Я протянул маменьке эскимо.
– Вава! Что за манеры! Предложи сначала Николаю с Верой!
– Вряд ли вы захотите мороженое, – улыбнулся я, глядя на парочку.
– Отчего же? – удивился Николай. – С большим удовольствием.
– Оно, наверное, вредное, – не утерпел я, – холестерин, углеводы, ну и так далее.
– Фруктовый лед можно, – кивнула Вера, – изредка.
Троица принялась было разворачивать бумажки.
– Николетта, стойте, – спохватился целитель, – сначала нужно выпить мандрагору. Очень хорошо получится, снадобье любит сладкое. Заедите его мороженым. Я сейчас.
С несвойственной ему расторопностью Николай выскочил в коридор, потом вернулся, неся стакан, накрытый черным платком.
– Внимание, – провозгласил он, – день великолепный, не тринадцатое число, не пятница. Время подходящее, полдень миновал. Все встали сегодня с правой ноги… Ну, Николетта, бог в помощь!
Маменька размашисто перекрестилась, целитель сдернул платок. Николетта схватила стакан. Я во все глаза наблюдал за происходящим.

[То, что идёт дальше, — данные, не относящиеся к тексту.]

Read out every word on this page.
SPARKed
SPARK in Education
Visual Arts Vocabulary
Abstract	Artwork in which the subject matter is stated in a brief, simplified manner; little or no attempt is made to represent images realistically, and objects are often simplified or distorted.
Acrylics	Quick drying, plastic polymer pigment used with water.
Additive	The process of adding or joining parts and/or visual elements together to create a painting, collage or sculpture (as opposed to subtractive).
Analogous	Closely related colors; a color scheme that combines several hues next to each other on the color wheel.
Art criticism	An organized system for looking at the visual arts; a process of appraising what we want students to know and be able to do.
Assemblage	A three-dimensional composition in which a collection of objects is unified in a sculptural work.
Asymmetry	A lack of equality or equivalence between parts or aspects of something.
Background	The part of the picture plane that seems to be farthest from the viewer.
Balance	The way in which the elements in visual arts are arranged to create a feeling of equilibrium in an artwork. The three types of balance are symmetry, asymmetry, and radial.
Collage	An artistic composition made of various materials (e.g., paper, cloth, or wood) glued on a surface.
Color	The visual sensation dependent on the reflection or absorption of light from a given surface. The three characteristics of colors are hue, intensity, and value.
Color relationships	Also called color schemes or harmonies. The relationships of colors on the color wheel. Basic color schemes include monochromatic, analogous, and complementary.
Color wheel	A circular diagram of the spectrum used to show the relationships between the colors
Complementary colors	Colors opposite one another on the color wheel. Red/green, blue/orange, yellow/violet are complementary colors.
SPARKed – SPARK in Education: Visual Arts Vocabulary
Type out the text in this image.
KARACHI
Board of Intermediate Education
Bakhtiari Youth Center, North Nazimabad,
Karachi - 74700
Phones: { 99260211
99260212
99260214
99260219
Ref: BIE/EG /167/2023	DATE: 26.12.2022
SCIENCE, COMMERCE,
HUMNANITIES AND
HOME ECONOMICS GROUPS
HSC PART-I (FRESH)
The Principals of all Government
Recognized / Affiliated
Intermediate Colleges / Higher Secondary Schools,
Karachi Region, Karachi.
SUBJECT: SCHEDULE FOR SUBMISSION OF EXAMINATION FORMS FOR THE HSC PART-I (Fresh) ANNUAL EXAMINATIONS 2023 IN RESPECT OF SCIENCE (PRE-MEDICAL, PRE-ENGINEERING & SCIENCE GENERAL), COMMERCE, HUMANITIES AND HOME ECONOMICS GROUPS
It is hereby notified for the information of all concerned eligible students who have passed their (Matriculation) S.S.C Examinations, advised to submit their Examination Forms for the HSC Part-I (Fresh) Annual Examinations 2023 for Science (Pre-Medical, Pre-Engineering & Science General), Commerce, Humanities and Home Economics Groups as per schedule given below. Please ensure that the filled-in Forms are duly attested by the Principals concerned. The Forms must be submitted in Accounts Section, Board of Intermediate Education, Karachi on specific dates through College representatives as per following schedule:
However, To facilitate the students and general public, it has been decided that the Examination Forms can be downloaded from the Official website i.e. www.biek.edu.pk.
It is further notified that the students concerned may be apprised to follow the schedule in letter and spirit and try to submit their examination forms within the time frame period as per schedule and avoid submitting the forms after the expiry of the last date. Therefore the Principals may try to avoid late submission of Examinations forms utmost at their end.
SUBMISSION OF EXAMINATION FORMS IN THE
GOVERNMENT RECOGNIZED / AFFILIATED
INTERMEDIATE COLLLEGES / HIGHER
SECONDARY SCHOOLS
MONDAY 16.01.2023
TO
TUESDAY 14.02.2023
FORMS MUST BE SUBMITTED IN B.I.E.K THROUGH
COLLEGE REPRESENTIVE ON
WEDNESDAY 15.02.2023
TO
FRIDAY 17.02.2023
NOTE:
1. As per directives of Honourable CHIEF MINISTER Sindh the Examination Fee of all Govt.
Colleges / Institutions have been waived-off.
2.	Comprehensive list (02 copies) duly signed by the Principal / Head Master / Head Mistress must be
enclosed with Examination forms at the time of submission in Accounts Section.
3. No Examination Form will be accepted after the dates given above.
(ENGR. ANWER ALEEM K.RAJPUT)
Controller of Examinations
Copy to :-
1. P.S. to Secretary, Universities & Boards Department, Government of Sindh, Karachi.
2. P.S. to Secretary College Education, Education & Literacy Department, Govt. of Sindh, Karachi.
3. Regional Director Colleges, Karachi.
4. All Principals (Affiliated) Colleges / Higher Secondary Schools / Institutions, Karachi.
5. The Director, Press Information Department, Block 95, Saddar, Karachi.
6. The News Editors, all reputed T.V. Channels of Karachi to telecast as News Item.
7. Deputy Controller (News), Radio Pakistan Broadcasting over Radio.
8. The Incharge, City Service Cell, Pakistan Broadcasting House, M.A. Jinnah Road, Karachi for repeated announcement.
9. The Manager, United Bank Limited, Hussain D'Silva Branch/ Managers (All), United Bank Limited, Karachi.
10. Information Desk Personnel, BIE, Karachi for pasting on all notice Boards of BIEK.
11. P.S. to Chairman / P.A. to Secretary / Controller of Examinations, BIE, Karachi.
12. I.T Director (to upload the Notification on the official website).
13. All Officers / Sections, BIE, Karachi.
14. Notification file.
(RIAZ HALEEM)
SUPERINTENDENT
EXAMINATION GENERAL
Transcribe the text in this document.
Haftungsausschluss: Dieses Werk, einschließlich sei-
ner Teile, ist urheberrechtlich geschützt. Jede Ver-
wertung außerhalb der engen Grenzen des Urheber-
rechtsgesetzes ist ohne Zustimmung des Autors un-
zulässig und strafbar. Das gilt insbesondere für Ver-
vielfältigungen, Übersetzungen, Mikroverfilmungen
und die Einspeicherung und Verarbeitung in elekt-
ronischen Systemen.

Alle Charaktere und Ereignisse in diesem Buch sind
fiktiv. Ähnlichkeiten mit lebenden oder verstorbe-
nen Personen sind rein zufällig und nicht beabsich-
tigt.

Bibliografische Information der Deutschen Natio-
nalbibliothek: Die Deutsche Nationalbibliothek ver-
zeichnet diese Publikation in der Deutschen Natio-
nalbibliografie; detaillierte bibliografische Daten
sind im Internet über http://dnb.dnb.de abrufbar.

– Одним махом, – зудела Вера, – не отрываясь.
– Не ставьте пустой стакан на стол, – взвизгнул Николай.
Маменька замерла:
– Почему?
Целитель нахмурился:
– Ужасная примета, хуже черной кошки на дороге.
– Куда же его деть? – удивилась Николетта.
– Порожнюю посуду следует тут же отнести в кухню и поместить в раковину, желательно с водой.
– Стакан должен быть с водой или мойка? – решил уточнить я.
– Вава, – сердито заявила маменька, – у тебя просто отвратительный отцовский характер. Тася, забери стакан. Тася, Тася! Ну глухая, Тася!
– Вам чего? – всунулась в комнату Ленка.
– От тебя ничего, – рявкнула маменька, – где моя прислуга?
– Сами ж ее в химчистку отправили, – сообщила Ленка.
– Сделай одолжение, – попросил я, – унеси стакан.